On the other hand, others say that adopting the "buy and hold" strategy is the best strategy to investing as it is not possible to time the market in terms of peaks and troughs.
Personally for me, the "buy and hold" strategy will not work at turbulent times like this as every single company 's market share will be severely affected by sentiment. Instead of "buy and hold", the likely apprroach during such time in fact is "dump first, think later"! The objective of course, is capital preservation.
However, the strategy of "buy and hold" may make sense during market bull rally.
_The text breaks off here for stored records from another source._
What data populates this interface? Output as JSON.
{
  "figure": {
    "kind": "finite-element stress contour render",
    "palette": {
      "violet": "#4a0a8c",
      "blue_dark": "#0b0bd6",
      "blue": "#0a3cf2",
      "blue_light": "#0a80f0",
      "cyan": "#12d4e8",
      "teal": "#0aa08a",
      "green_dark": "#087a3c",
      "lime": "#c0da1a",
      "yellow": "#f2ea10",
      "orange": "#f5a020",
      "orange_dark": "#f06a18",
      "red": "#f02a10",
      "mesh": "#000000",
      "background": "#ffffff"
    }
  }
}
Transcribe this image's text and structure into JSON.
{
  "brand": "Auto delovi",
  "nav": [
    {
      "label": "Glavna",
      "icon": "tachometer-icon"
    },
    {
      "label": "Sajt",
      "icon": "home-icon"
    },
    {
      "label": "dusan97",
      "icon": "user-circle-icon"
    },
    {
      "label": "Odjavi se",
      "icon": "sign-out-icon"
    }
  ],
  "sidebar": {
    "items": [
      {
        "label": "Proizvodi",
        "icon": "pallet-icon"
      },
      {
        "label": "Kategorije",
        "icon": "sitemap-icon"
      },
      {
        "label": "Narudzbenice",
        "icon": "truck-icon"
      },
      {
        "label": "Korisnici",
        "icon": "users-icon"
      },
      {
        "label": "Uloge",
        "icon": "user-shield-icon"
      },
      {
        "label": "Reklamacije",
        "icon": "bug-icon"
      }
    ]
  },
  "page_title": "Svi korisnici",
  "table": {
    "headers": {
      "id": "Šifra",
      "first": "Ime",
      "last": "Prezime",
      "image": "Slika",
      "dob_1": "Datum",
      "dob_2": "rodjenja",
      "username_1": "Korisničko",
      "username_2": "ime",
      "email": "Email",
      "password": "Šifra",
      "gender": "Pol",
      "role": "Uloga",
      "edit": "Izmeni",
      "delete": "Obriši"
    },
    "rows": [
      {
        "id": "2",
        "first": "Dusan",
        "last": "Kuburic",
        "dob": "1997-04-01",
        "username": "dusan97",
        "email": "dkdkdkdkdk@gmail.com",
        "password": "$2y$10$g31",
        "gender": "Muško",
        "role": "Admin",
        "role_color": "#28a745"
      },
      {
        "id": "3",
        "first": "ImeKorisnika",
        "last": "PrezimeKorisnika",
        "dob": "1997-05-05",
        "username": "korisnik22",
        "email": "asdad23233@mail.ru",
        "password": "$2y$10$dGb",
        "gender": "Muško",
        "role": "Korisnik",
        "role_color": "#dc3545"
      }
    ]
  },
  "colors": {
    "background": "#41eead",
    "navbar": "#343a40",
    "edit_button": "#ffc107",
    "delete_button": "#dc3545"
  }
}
For instance, US market went through a 5 year up trend from 1995 to 1999, followed by from Year 2003 to 2007. Notice that market went through a 3 year correction from year 2000 to year 2002. Assuming the stock price performance is correlated to the index, it would be wise to take some profit during initial market downtrend instead of waiting out for the unknown.

So the question is how do you tell the market is undergoing bullish trend or bearish trend then?
Answer lies with Technical Analysis. As technical chartists often say, the charts do not lie! Mind you, technical charts are no crystal ball! They serve the purpose of serving a strategic or tactical guide, based on market "psychology" which will be reflected in the chart. As one say, the Trend is your Friend! Do not fight against the trend when it comes to trading or Investing! Tonnes of hard earned gains accumulated over the years could well be wiped off in an instant!
At the end of day, trade or invest with the trend rather than fighting it. One may not be able to time the market perfectly but at the minimum invest with proper risk management in place is the key to long term success.
Similarly, one needs to know when to cash out when the trend changes. No point be the hero. After all, IT'S YOUR MONEY!